MarkWest Energy will operate about 2.3Bcf/d and 300,000Bbl/d of fractionation capacity, serving the Northeast shales, which includes the Utica, Marcellus and Huron, once expansion plan is complete. MarkWest also plans for other expansion projects to serve the hydrocarbon-rich area of the Marcellus Shale, including a 400MMcf/d expansion to its Majorsville processing facility bringing the plant’s cryogenic processing capacity to 670MMcf/d. The expansion will include two 200MMcf/d processing trains that will be supported by long-term agreements with Noble Energy, CONSOL Energy and Range Resources and is expected to come online next year. An extensive NGL gathering system transports all natural gas liquids recovered at the Majorsville processing complex and all other MarkWest processing facilities in the Marcellus to MarkWest’s Houston, Pennsylvania fractionation, storage and marketing complex.
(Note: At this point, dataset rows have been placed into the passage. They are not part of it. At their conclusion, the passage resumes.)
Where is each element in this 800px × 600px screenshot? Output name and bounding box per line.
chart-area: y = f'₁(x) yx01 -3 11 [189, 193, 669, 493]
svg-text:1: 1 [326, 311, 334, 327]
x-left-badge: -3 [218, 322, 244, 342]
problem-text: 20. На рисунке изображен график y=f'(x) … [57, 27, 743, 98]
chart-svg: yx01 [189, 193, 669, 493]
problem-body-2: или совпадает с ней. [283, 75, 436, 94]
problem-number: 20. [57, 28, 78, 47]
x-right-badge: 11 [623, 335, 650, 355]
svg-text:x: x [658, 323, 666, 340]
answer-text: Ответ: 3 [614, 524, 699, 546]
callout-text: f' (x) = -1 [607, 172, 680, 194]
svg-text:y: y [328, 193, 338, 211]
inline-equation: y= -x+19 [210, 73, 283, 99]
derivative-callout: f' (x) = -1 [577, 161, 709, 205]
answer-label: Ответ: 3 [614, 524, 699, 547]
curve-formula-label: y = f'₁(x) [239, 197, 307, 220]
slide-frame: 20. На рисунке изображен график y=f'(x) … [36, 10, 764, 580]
MarkWest’s Marcellus NGL infrastructure will be expanded further with the installation of a large purity ethane pipeline between the Houston and Majorsville complexes and the new de-ethanization capacity at the facilities. MarkWest announced in 2011, the construction of two de-ethanization plants with the capacity to produce as much as 75,000Bbl/d of purity ethane by the middle of 2013. The company is planning to build a third de-ethanization plant that will increase production capacity to 115,000Bbl/d by 2014, to accommodate increasing liquids-rich production from customers. This will bring MarkWest’s total NGL fractionation capacity in the Marcellus to 175,000Bbl/d.
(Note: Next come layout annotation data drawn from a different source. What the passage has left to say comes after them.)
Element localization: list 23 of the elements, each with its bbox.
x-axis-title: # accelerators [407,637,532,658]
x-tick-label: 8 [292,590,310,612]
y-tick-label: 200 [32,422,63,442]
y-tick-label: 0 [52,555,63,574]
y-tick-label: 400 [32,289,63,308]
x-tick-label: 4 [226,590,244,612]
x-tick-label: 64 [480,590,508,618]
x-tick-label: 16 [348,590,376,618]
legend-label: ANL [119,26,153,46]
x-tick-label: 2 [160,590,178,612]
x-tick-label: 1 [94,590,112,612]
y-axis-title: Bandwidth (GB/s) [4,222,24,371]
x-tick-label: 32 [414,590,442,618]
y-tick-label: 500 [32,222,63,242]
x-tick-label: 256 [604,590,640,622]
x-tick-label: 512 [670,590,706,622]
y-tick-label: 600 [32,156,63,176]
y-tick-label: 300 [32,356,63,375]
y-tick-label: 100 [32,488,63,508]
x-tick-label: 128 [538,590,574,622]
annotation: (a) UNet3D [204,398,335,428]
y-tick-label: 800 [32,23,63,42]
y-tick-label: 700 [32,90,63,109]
At the end of last year, MarkWest and The Energy & Minerals Group formed a join venture MarkWest Utica EMG, LLC, focused on the development of natural gas processing and NGL fractionation, transportation and marketing infrastructure to serve the drilling programs in the Utica shale in Ohio. The initial phase involved two processing complexes in Harrison and Monroe counties and 100,000BBl/d of fractionation, marketing and storage capacity in Harrison County. The Harrison complete will include 200MMcf/d of cryogenic processing capacity to begin operations in mid-2013. The Monroe County complex is expected to be operational next year as well.